For the most part this works fine. In the past I’ve been primarily constrained by my external dsl connection, and the internal networks were far faster, so far as I knew. Lately I’ve had problems that I suspected were related to latency or flakyness of my internal network. For example, I have files on a samba server, and some windows applications would fail when using these networked files. My solution was to temporarily copy these files to my local disk. However, that was extraordinarily slow when the files were big (read ‘media’). Thus I decided to fix the network.

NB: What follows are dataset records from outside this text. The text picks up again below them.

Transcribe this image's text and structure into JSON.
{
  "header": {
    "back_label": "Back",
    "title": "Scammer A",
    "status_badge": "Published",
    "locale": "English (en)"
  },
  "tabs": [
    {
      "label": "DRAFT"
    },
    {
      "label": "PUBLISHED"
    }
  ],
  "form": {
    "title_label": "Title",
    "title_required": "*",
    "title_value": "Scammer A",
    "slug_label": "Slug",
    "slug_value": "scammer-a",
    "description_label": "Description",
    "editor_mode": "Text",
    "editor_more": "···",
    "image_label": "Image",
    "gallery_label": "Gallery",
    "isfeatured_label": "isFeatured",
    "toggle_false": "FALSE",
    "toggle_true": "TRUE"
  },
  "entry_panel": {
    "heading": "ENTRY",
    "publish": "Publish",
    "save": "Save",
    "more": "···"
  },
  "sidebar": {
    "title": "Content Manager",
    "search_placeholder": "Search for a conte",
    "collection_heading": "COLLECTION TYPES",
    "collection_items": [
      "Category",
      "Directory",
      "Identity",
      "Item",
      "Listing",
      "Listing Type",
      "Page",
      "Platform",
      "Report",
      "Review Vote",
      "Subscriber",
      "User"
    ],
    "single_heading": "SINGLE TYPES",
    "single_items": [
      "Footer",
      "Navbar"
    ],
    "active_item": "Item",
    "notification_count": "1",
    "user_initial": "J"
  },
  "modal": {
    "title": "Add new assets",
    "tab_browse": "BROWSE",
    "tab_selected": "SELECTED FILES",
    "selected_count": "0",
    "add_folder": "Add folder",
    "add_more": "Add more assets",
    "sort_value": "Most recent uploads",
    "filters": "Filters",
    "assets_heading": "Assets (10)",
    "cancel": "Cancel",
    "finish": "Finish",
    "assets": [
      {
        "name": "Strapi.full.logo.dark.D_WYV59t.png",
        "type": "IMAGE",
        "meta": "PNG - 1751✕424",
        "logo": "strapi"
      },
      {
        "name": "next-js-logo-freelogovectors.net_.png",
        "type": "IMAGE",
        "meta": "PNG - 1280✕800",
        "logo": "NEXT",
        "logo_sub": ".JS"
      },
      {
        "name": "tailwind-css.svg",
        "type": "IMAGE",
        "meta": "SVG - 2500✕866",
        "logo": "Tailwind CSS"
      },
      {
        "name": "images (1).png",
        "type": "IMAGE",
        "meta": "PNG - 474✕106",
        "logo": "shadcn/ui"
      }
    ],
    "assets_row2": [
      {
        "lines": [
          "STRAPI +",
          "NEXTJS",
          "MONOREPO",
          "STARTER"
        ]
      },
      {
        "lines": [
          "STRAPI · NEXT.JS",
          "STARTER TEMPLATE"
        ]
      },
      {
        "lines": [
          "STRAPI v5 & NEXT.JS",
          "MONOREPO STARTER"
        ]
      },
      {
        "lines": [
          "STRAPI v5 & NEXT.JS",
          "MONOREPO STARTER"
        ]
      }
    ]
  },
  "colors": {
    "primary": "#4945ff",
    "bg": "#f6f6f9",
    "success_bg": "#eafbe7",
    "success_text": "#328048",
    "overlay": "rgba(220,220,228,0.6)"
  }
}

I had worked out what I was going to do when a friend at work suggested I test all of the links point to point. Sounded good. I found iperf and started testing. I installed iperf on my server and started it in server mode, then tested from various points on the internal network. In all of the tests below, the tests went from some location to the server—the server being the last link but common to all so omitted from the table.

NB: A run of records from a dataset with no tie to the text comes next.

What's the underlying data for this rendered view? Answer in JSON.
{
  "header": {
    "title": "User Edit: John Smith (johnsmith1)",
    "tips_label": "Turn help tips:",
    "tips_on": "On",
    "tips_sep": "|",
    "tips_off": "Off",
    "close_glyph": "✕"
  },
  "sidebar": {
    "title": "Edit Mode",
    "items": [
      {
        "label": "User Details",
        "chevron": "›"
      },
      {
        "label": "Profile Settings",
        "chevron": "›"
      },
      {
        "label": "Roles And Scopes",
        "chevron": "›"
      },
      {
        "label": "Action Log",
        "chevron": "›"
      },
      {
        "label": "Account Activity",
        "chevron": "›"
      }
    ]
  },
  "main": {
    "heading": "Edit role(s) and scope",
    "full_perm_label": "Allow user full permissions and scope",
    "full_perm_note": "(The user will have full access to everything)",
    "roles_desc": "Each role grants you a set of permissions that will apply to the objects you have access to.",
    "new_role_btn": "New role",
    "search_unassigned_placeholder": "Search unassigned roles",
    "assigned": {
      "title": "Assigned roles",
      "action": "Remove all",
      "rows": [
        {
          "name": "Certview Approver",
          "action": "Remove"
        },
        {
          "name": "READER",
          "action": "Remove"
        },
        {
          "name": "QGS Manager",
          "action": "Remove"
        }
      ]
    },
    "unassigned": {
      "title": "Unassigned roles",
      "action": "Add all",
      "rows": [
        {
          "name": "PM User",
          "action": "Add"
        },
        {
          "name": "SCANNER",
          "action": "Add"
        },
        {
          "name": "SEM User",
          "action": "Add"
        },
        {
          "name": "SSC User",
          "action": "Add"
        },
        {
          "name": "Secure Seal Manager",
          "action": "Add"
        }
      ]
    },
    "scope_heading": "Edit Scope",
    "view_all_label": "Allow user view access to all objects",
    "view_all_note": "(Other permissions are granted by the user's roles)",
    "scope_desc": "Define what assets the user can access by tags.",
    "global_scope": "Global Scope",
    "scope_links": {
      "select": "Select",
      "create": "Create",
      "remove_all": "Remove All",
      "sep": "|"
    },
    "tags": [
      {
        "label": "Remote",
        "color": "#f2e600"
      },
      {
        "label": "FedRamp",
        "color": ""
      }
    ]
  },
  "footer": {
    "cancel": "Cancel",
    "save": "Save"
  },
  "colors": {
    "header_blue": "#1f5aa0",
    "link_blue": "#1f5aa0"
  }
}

My solution was to run a cat5 cable from my server room (the basement) to my bedroom. Now my primary PC can talk to the server at approximately 80 Mbits, roughly 24 times faster than before when that connection ran through the powerline network. Much better.
| 1 | kelly-enet | kr1-xe102 | sr1-ss2502 | sr-fvs318 | 3.36 | |
| 2 | kelly-enet | kr2-plebr10 | sr1-ss2502 | sr-fvs318 | .29 | |
| 3 | kr-voltorb-wifi | lr1-ss2521 | sr1-ss2502 | sr-fvs318 | .53 | |
| 4 | lafr-loganpc-usb | lafr-usb200ha | sr-pe102 | sr-fvs318 | 4.50 | |
| 5 | kelly-enet | kr1-plebr10 | sr1-ss2502 | sr-fvs318 | 3.24 | |
| 6 | kelly-enet | kr2-xe102 | sr1-ss2502 | sr-fvs318 | 3.05 | |
| 7 | lr-voltorb-wifi | lr1-ss2521 | sr1-ss2502 | sr-fvs318 | 3.43 | |
| 8 | – | – | sr-voltorb-enet | sr-fvs318 | 89.90 | |
| 9 | – | – | – | sr-voltorb-enet | 92.80 | |
| 10 | kelly-enet | kr1-plebr10 | sr1-ss2502 | sr-fvs318 | 4.52 | xe102 and ss2521 unplugged |
| 11 | kelly-enet | kr1-plebr10 | sr1-ss2502 | sr-fvs318 | .22 | ss2521 plugged in |
| 12 | kelly-enet | kr1-plebr10 | sr1-ss2502 | sr-fvs318 | 2.74 | ss2521 unplugged |
| 13 | kelly-enet | kr1-xe102 | sr2-plebr10 | sr-fvs318 | 2.63 | ss2521 unplugged |
| 14 | kelly-enet | kr2-xe102 | sr1-plebr10 | sr-fvs318 | 2.21 | ss2521 plugged |
| 14 | kelly-enet | kr2-xe102 | sr3-plebr10 | sr-fvs318 | 2.57 | ss2521 unplugged |
| 15 | – | – | kelly-enet | sr-fvs318 | 80.10 | cat5 to server room |
| netgear powerline | xe102 |
| netgear phoneline enet bridge | pe102 |
| netgear firewall/router | fvs318 |
| speedstream powerline | ss2502 |
| speedstream powerline wap | ss2521 |
| linksys powerline | plebr10 |
| linksys phoneline usb | usb200ha |
| kr | kelly’s room center |
| kr1 | kelly’s room internal wall power outlet |
| kr2 | kelly’s room outside wall power outlet |
| lr1 | living room internal wall power outlet |
| lafr | logan’s room |
| sr | server room |
| sr1 | server room, plug 1 |
| sr2 | server room, plug 2 |
1 I used to spend a lot of time staring at electronics at stores like Fry’s searching for the latest gadget. At some point I noticed my searches had changed and were now about finding the best cables. I think many modern households have massive tangles of cables—behind the tv/entertainment center, at the home computer/dsl connection, etc. I was thrilled the first time I stumbled upon at 3’ ethernet cable and elated by the discovery of a 10” ethernet cable—perfect for that connection between the dsl modem and the router/firewall/hub… Now, if I could only find a 2’ computer power cord.